As such, we recommended that Defendants Argueta and Prutzman be granted summary judgment on merits of Plaintiff's Eighth Amendment excessive force claim against them, based on the extensive evidence submitted in the case, and the Court did not adopt this recommendation. Additionally, the Court recently stated in its Memorandum denying Plaintiff's Motion for Reconsideration of the Court's March 20, 2014 Order (Doc. 81) regarding the Court's grant of summary judgment to Defendants on Plaintiff's denial of medical care claims and his conditions of confinement claims, "[w]e declined to adopt the part of the [R&R] regarding Defendants Argueta and Prutzman's Motion for Summary Judgment on [Plaintiff's] excessive use of force claim...." (Doc. 89, p. 2). The Court also stated that "both sides submitted extensive documentation in support of, and in opposition to the [Defendants'] Motion for Summary Judgment." ( Id., p. 3).

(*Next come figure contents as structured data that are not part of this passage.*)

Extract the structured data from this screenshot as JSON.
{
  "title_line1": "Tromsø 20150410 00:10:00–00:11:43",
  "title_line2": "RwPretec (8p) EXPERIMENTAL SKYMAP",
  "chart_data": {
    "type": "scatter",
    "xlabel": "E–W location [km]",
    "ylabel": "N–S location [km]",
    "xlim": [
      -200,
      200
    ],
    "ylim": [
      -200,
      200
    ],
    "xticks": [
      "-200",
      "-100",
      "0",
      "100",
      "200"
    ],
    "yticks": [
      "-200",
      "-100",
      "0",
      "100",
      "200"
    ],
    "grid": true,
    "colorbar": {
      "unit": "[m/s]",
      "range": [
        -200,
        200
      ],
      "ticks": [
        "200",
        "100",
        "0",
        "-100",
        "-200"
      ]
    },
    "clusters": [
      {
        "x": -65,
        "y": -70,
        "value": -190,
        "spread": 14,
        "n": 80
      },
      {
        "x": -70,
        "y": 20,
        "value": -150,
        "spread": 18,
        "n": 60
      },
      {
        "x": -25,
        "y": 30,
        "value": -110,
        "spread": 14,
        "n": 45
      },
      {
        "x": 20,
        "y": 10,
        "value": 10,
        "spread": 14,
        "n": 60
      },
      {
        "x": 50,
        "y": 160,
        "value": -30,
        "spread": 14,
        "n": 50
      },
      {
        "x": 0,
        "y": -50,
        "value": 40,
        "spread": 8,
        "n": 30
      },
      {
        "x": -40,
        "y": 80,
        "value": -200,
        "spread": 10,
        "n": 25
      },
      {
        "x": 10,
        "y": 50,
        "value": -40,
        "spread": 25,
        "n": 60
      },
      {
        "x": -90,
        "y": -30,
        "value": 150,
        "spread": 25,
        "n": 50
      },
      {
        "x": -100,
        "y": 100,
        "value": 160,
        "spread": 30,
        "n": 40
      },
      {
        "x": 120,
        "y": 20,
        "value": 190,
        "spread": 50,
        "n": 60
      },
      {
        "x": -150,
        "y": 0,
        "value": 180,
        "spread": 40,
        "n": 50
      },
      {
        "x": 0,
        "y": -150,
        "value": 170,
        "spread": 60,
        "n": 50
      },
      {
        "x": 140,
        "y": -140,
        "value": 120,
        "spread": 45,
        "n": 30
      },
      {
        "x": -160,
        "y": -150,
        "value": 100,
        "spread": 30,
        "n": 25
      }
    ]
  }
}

Defendants now basically request a second bite at the apple in terms of being permitted to conduct discovery and present further evidence on the merits of Plaintiff's Eighth Amendment excessive force claim against them. We find that both Plaintiff and Defendants had more than ample opportunity to conduct any discovery, including depositions, they deemed necessary since Plaintiff filed his Complaint on June 1, 2012, and since Defendants were served with Plaintiff's Complaint on November 1, 2012. Defendants did not file their dispositive motion until February 28, 2013. Defendants had four (4) months to conduct any discovery they desired. Moreover, as discussed above, the parties already submitted extensive evidence regarding the merits of Plaintiff's constitutional claims and the Court disagreed with us and found, based on that extensive evidence, that genuine issues of material fact existed regarding Plaintiff's excessive force claim against Defendants Argueta and Prutzman. The Court also disagreed with us and found that Plaintiff's excessive force claim was not Heck barred, and that Defendants Argueta and Prutzman were not entitled to quailed immunity on this claim.

Additionally, based on the lengthy procedural history of this almost 2-year old case, we find it would extremely prejudicial to the pro se inmate Plaintiff to allow Defendants Argueta and Prutzman another opportunity to conduct discovery regarding the merits of his excessive force claim, to re-sumibt evidence on this claim, and to then re-file another Summary Judgment Motion regarding this claim after they had already submitted extensive evidence in this case.

III. CONCLUSION.

Accordingly, we will grant Defendants Argueta and Prutzman's Motion for Clarification of our March 24, 2014 Order, but we will not alter or amend our Order.